In 2012 LinkedIn was hacked by Russian cyber criminals, who extracted more than 164 million account details including usernames and passwords. Initially, there was only thought to be 6.5 million accounts compromised, that number has risen steadily to the now confirmed number of 164,611,595 million accounts.
Last week the stolen data was offered on the dark web for $2,200 (£1,500) in bitcoin, the buyer has now released it publicly in a massive data dump. Though the reasons are unclear as to why the data has not been released before now, it has now been made available to the general public.
Even though LinkedIn has now prompted users to change passwords created before 2012, there are some account holders that have not yet changed their passwords.
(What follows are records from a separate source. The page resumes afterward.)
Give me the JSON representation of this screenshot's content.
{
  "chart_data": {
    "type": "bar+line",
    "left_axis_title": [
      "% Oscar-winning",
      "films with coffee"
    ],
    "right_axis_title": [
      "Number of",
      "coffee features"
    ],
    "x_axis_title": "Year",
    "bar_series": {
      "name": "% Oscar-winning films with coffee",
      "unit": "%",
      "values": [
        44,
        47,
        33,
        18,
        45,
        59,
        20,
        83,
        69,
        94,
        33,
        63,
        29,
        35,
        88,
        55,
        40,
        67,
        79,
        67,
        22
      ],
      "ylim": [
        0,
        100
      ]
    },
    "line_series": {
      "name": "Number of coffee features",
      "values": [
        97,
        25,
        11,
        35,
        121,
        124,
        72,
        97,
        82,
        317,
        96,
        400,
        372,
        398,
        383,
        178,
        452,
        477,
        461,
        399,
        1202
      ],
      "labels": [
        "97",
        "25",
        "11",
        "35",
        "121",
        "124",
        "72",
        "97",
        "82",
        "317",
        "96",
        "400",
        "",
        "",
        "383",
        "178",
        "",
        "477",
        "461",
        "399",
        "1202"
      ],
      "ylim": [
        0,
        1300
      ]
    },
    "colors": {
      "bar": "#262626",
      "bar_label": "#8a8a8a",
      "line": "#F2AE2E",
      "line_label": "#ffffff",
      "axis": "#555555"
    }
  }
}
Also there is still a risk to those who reuse their passwords.
Troy Hunt, a security researcher in Australia has made it possible to easily find out if your details are at risk. On Monday, Hunt added all of the LinkedIn data to his breach notification website ‘Have I Been Pwned?’, which also contains the data for the Adobe breach in 2012. Individuals can type in their e-mail address and if there is a match on the database then they will be informed of the risk and advised to change their passwords.
Keep in mind that it is not just the LinkedIn or Adobe accounts of the compromised users that could be at risk, but any other site or app in which they use the same password. It is best practice to choose passwords with a minimum of 8 characters (15 is recommended), lower and upper case with numbers and symbols. Each password should be single use, this may be seen as a significant challenge, but there are a number of password manager apps available to help keep track of multiple passwords.